Canonicalization

Canonicalization

This document will serve as a place to discuss ideas on how to better do canonicalization. In other words, the things that are currently done by things like Mul.flatten and Add.flatten. Feel free to edit it with your own ideas.

Objects requiring custom logic

I think it would be helpful to list all the kinds of objects we can think of that require custom logic. Since Mul seems to be the most common case, I will just use it exclusively here.

Objects already handled in Mul.flatten

• Infinities: oo, -oo, zoo, and nan. These objects generally eat up other objects, where it is mathematically correct. For example, oo*positive = oo, zoo*non-zero = zoo, nan*anything=nan.

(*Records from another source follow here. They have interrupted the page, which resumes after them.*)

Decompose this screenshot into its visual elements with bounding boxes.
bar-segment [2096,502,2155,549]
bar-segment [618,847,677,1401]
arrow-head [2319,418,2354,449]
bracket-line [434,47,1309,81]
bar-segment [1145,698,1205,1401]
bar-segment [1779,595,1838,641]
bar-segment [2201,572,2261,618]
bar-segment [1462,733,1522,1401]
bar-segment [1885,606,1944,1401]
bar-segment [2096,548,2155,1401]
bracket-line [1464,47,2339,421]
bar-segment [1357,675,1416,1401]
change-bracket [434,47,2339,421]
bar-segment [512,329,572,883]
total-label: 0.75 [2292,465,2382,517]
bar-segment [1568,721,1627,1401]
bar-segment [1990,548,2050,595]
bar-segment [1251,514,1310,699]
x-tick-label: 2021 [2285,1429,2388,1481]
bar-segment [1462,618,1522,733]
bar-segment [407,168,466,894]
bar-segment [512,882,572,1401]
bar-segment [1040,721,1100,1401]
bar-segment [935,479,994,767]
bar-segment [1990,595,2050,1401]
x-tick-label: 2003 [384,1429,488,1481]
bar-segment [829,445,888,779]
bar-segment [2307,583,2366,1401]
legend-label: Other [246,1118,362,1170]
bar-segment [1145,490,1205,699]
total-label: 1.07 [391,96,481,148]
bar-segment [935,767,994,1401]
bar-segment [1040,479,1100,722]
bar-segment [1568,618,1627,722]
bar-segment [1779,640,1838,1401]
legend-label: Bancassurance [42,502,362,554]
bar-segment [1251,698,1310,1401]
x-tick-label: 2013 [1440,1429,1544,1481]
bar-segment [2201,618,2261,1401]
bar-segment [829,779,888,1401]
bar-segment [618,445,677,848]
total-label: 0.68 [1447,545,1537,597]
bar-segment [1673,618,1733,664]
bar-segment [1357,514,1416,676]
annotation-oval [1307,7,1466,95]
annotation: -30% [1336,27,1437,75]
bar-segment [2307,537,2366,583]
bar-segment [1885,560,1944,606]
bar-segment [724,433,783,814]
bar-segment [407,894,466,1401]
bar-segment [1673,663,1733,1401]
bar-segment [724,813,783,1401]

• Imaginary unit: I should combine with I to make -1 automatically. Integer powers of I are automatically evaluated, and complex numbers with real and imaginary parts are not automatically evaluated in a product, so I think this is the only case.

• Non-commutatives: This is a tricky one, and in some sense, completely different from the rest. The only issue here is that the order should be preserved. Also, any commutative expression should be pull out. The way this is done right now is to keep track separately of the "commutative part" and the "non-commutative part". The commutative part is treated almost as a separate Mul multiplying the non-commutative part.

• Numbers: Specifically, Integers, Rationals, and Floats. These are always combined into a single number. In Mul.flatten, they are treated separately as the coefficient.

• Rational powers of rational numbers: Right now, we apply a canonicalization algorithm on rational powers of rational numbers, which reduces powers of the factors of the numbers (we don't factor very large integers, but this is irrelevant here I think). For example, (63/16)**(5/6), 3**(5/3)*(7/16)**(5/6), and (63)**(5/6)/(8*2**(1/3)) are all changed into 3*6**(2/3)*7**(5/6)/16. Once again, all terms must be gathered for this to happen correctly. For example, sqrt(2) and sqrt(6) by themselves to not simplify, but sqrt(2)*sqrt(6) simplfies to 2*sqrt(3). See

Problems

• Commutativity means that we have to consider how an object combines with everything in the Mul, not just what it is next to. So, for example, zoo*x does not reduce to zoo by default, because x could be 0 (in which case it would become nan). But zoo*x*3 should reduce to zoo*x, i.e., the 3 should absorb into the zoo. How can we use Python's double dispatch along with this?

• Commutativity also means that the order of the final expression can (and should) be canonicalized, so that it's easy to assert that x*y == y*x.

• Associativity holds for anything in a Mul, but if rules conflict with each other x*(y*z) might not give the same thing as (x*y)*z, because of the order that things are evaluated in by Python (or by whatever method we end up using). Is this a problem even with non-conflicting rules? How should we deal with conflicting rules?

Unevaluated expressions

• What degree of non-evaluation should we allow? Should we allow 1*1*1*1 (currently impossible). Should we allow to create x*y and y*x as different objects? What about x*(y*z) and (x*y)*z? How are these expressions treated by other functions, which implicitly expect canonicalization to have occurred.